Verschiedene Beiträge in diesem insgesamt anregenden Band gehen dieser Spur „deutscher Arbeit“ als Teil kolonialer Diskurse nach: Lisa Eiling am Beispiel des Kieler Nationalökonomen Bernhard Harms, Christine Achinger für das Werk Gustav Freytags Soll und Haben, Minu Haschemi Yekani mit Blick auf die Arbeits- und Rassediskurse in Tansania. Einen zweiten Schwerpunkt bilden Beiträge über den Stellenwert des Begriffs der Arbeit im Nationalsozialismus. Neben Werner Konitzer, Sandra Rokahr und Torben Möbius macht vor allem Michael Wildt präzise auf die semantischen Verschiebungen des Arbeitsbegriffs aufmerksam: auf den Wandel vom Arbeiter zum „Soldaten“, vom Beschäftigten zum „Gefolgsmann“, vom Unternehmer zum „Betriebsführer“, von der Arbeitsmarktpolitik zur „Arbeitsschlacht“. Der Arbeitsbegriff diente auch, wie vor 1933, zur Selbst- und Fremdbeschreibung und er konnte das tun, weil er ohne größere Schwierigkeiten an dessen antisemitischen Deutungsversuche aus Kaiserreich und Weimarer Republik anknüpfte und sie auf radikale Weise rassistisch zuspitzte. Arbeit wurde – neben der Gewalt – zu einem der zentralen nationalsozialistischen Lebenselixiere. Die Zugehörigkeit zur Volksgemeinschaft war in dieser Hinsicht eine Frage des Arbeitseinsatzes, der „deutschen Qualitätsarbeit“, die nicht jeder verrichten konnte oder durfte. Zugleich war der Arbeitsbegriff aufs Engste mit dem nationalsozialistischen Bellizismus verbunden. Arbeit und Krieg: Das bedeutete eben nicht nur, dass sich die Arbeiter als „Soldaten“ fühlen und durch ihrer Hände Arbeit die Schulden der Republik abgetragen werden sollten. Arbeit und Krieg hieß auch, dass Sprache und Produktion gleichermaßen auf Expansion, auf Kriegsmobilisierung eingestellt waren. Arbeit war eben gerade keine Form der individuellen Selbstverwirklichung und ihre „befreiende Kraft“ galt nur im Kontext volksgemeinschaftlicher Erlösung. Es war auch diese volksgemeinschaftliche Integration, die propagandistisch den Wert der Arbeit neu zu bestimmen versuchte.

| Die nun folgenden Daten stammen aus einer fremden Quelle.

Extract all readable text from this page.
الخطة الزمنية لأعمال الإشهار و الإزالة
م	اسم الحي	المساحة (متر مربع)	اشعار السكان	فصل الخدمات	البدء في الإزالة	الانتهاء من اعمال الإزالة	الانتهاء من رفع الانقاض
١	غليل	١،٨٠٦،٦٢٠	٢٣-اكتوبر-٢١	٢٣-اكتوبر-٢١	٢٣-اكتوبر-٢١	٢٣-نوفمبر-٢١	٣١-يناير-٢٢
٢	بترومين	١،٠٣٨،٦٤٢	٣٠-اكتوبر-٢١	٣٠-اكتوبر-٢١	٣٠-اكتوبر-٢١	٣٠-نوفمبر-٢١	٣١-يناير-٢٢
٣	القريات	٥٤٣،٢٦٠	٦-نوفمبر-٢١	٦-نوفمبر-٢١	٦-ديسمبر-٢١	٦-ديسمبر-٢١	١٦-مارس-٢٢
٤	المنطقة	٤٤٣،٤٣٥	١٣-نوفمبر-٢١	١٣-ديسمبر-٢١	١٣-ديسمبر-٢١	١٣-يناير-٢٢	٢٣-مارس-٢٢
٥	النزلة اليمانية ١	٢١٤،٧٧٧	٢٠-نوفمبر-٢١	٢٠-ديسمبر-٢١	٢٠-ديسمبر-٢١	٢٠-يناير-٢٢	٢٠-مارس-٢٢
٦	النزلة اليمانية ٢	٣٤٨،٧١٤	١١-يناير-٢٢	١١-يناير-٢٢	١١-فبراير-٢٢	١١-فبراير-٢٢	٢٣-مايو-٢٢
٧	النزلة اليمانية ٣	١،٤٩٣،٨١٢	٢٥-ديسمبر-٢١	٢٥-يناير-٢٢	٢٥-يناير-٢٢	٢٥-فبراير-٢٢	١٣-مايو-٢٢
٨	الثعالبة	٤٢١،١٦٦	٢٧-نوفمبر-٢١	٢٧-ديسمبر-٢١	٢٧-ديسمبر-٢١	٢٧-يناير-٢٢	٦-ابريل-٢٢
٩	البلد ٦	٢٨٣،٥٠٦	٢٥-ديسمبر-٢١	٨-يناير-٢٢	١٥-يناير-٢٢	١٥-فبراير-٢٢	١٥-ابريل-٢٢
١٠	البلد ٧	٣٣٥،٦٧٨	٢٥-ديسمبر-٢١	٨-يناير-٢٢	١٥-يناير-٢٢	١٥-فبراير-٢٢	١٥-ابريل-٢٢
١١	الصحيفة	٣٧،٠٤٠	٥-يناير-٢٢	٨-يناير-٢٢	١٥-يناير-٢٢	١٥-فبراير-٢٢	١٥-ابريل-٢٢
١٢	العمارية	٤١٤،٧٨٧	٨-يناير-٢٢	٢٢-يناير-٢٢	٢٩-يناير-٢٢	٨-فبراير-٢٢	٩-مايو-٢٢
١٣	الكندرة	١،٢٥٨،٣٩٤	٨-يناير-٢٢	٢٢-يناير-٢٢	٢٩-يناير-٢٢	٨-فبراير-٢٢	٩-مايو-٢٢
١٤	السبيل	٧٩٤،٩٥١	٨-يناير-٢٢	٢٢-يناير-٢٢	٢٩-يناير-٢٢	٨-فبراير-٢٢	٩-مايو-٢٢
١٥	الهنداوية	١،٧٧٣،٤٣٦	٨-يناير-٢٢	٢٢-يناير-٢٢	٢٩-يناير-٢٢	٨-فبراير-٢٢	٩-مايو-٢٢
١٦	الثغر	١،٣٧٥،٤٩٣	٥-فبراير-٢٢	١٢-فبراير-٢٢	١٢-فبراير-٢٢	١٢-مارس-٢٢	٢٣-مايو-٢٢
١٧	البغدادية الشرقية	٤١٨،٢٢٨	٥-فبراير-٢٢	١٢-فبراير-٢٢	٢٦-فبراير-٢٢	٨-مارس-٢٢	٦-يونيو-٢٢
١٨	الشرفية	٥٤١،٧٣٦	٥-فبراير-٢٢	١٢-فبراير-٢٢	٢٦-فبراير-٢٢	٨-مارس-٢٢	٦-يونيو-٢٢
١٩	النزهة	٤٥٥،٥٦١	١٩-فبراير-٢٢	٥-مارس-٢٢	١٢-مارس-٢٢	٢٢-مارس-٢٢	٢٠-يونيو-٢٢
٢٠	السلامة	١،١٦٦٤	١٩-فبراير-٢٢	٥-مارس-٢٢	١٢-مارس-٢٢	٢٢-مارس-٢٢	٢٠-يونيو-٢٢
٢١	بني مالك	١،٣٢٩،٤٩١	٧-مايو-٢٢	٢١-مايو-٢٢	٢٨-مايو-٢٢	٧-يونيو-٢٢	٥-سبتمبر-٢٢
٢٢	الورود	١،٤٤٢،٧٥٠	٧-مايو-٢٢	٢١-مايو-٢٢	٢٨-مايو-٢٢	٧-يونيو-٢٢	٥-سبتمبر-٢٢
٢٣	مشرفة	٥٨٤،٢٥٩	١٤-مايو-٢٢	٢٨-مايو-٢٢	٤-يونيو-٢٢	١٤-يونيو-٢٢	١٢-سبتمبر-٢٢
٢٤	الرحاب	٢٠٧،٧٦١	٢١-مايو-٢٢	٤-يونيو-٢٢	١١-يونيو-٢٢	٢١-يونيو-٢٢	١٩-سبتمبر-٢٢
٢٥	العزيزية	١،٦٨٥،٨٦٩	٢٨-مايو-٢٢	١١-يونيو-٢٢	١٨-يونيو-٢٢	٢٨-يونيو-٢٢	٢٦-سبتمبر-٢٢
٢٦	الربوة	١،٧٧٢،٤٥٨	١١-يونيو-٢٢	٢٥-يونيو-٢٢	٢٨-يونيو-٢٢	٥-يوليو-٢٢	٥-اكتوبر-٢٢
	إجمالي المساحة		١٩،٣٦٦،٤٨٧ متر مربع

Es hätte sich sicher gelohnt, etwas umfassender die Kontinuitäten und Wandlungen des Begriffs der „deutschen Arbeit“ nach 1945 in den Blick zu nehmen. Nikolas Lelle macht das in seinen Überlegungen für die frühe Bundesrepublik recht knapp an drei unterschiedlichen „Grenzfiguren“, wie er es nennt: der Geschichte der Trümmerfrauen, der Idee des Ordoliberalismus und dem Harzburger Modell, jene die junge Bundesrepublik so prägende Führungskräfte-Akademie, die die Idee der „Betriebsgemeinschaft“ als gleichsam neuesten Clou der Managementausbildung ausgab und damit auf sehr eigene Weise nationalsozialistische Ideen über „Führen und Verantwortung“ in die Ära Adenauer übertrug. Jeder Einzelfall für sich ist lohnend, aber wie die Beispiele zusammenhängen, warum sie überhaupt ausgewählt wurden und wie sie sich in die Geschichte der Bundesrepublik einfügen, bleibt doch insgesamt recht vage.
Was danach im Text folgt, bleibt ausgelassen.